Ainda bem que ultrapassei minha infância e adolescência sem esse "admirável mundo novo"!

Mari

Um artigo tão bom, lúcido e pedagógico, mas que é como se jogasse pérolas aos porcos. A indústria farmacêutica jamais deixará de dar as cartas na psiquitria mundial. É muito dinheiro em jogo.

    NELSON NISENBAUM

    Perdoe-me, Mari, mas quando não havia a indústria farmacêutica, o que havia? Pode-se afirmar que há 100, 200, 500 ou 1000 anos atrás a psiquiatria ou coisa equivalente a cada época teria uma melhor alternativa? Já leu a literatura médica antiga, para comparar?

Daniela V.

Hoje o difícil é ser normal mesmo. Há comprimido pra tudo, além da mentirada. É ficar esperto se não vira oficialmente doido

Vera Silva

É aterrador.
Eu que trabalhei quase 40 anos com psicoterapia fico aterrorizada com o poder da indústria farmacológica sobre cada um de nós. Aliada ao poder discricionário do psiquiatra – que poderá diagnosticar usando oscritérios não científicos do DSM 5 – qualquer pessoa considerada "perigosa" pelo poderoso de plantão, pode ser neutralizada por medicamentos.
Pior é pensar que crianças comecem a ser medicadas porque perturbam a aula, têm dificuldade de lidar com o status quo, etc, e acabem inutilizadas para a vida plena.
Dói profundamente e aterroriza.
É bom começarmos a "gritar" enquanto isto não for considerado doença mental.

    Marcel

    A psicóloga Vera parou nos anos 1970, ruminando aquele stalinista do Althusser e asseclas…

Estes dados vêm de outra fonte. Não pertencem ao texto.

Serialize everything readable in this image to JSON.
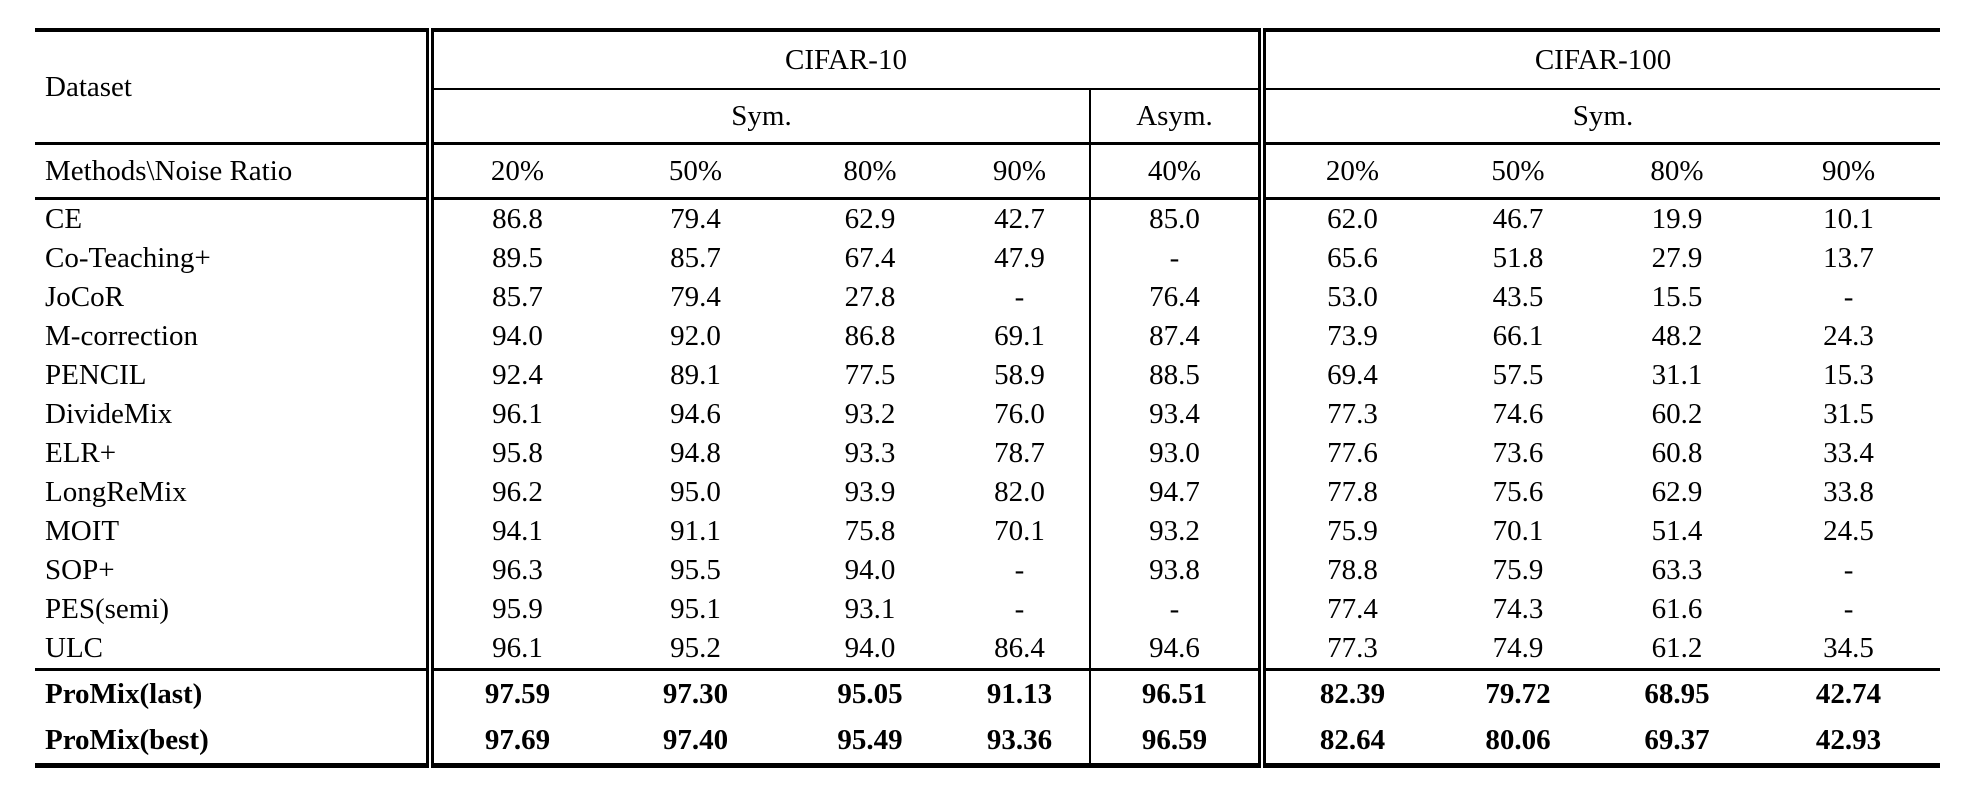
{
  "page": {
    "background_color": "#ffffff",
    "text_color": "#000000",
    "rule_color": "#000000"
  },
  "table": {
    "header": {
      "dataset": "Dataset",
      "cifar10": "CIFAR-10",
      "cifar100": "CIFAR-100",
      "sym10": "Sym.",
      "asym10": "Asym.",
      "sym100": "Sym.",
      "methods_noise": "Methods\\Noise Ratio",
      "noise_ratios": [
        "20%",
        "50%",
        "80%",
        "90%",
        "40%",
        "20%",
        "50%",
        "80%",
        "90%"
      ]
    },
    "rows": [
      {
        "method": "CE",
        "bold": false,
        "values": [
          "86.8",
          "79.4",
          "62.9",
          "42.7",
          "85.0",
          "62.0",
          "46.7",
          "19.9",
          "10.1"
        ]
      },
      {
        "method": "Co-Teaching+",
        "bold": false,
        "values": [
          "89.5",
          "85.7",
          "67.4",
          "47.9",
          "-",
          "65.6",
          "51.8",
          "27.9",
          "13.7"
        ]
      },
      {
        "method": "JoCoR",
        "bold": false,
        "values": [
          "85.7",
          "79.4",
          "27.8",
          "-",
          "76.4",
          "53.0",
          "43.5",
          "15.5",
          "-"
        ]
      },
      {
        "method": "M-correction",
        "bold": false,
        "values": [
          "94.0",
          "92.0",
          "86.8",
          "69.1",
          "87.4",
          "73.9",
          "66.1",
          "48.2",
          "24.3"
        ]
      },
      {
        "method": "PENCIL",
        "bold": false,
        "values": [
          "92.4",
          "89.1",
          "77.5",
          "58.9",
          "88.5",
          "69.4",
          "57.5",
          "31.1",
          "15.3"
        ]
      },
      {
        "method": "DivideMix",
        "bold": false,
        "values": [
          "96.1",
          "94.6",
          "93.2",
          "76.0",
          "93.4",
          "77.3",
          "74.6",
          "60.2",
          "31.5"
        ]
      },
      {
        "method": "ELR+",
        "bold": false,
        "values": [
          "95.8",
          "94.8",
          "93.3",
          "78.7",
          "93.0",
          "77.6",
          "73.6",
          "60.8",
          "33.4"
        ]
      },
      {
        "method": "LongReMix",
        "bold": false,
        "values": [
          "96.2",
          "95.0",
          "93.9",
          "82.0",
          "94.7",
          "77.8",
          "75.6",
          "62.9",
          "33.8"
        ]
      },
      {
        "method": "MOIT",
        "bold": false,
        "values": [
          "94.1",
          "91.1",
          "75.8",
          "70.1",
          "93.2",
          "75.9",
          "70.1",
          "51.4",
          "24.5"
        ]
      },
      {
        "method": "SOP+",
        "bold": false,
        "values": [
          "96.3",
          "95.5",
          "94.0",
          "-",
          "93.8",
          "78.8",
          "75.9",
          "63.3",
          "-"
        ]
      },
      {
        "method": "PES(semi)",
        "bold": false,
        "values": [
          "95.9",
          "95.1",
          "93.1",
          "-",
          "-",
          "77.4",
          "74.3",
          "61.6",
          "-"
        ]
      },
      {
        "method": "ULC",
        "bold": false,
        "values": [
          "96.1",
          "95.2",
          "94.0",
          "86.4",
          "94.6",
          "77.3",
          "74.9",
          "61.2",
          "34.5"
        ]
      },
      {
        "method": "ProMix(last)",
        "bold": true,
        "values": [
          "97.59",
          "97.30",
          "95.05",
          "91.13",
          "96.51",
          "82.39",
          "79.72",
          "68.95",
          "42.74"
        ]
      },
      {
        "method": "ProMix(best)",
        "bold": true,
        "values": [
          "97.69",
          "97.40",
          "95.49",
          "93.36",
          "96.59",
          "82.64",
          "80.06",
          "69.37",
          "42.93"
        ]
      }
    ]
  }
}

    Agora aluno mal educado, que não tem limite algum, virou ameaça à ordem.

    Patético…

    Anderson

    De fato, algo a se pensar:

    Eu que trabalho quase 20 anos em sala de aula fico aterrorizado com a arrogância de nossos psicólogos e psicoterapeutas… Gente que nunca pegou um giz ou se dirigiu a uma classe lotada (ou não).

    Acreditando que produzir analfabetos (funcionais ou não), dizer sim a todo capricho de crianças e adolescentes, tolerar alunos mal educados, preconceituos e grosseiros frente a professores, funcionários e colegas de classe, e que não querem nada com nada representam uma forma de "resistência" (termo pedante, frente ao capitalismo.

    Ainda mais o precariamente formado psicólogo brasileiro, sempre com complexo de inferioridade por não ser levado tão a sério quanto os grandes teóricos da filosofia e ciências humanas. Não conhece nem os classicos e fundamentos de sua ciência e tenta fazer sociologia de quinta categoria.

    É bom que pais e educadores comecem a gritar antes que o Brasil se transforme numa "República dos Terapeutas", com poucos iluminados dizendo como educar os filhos.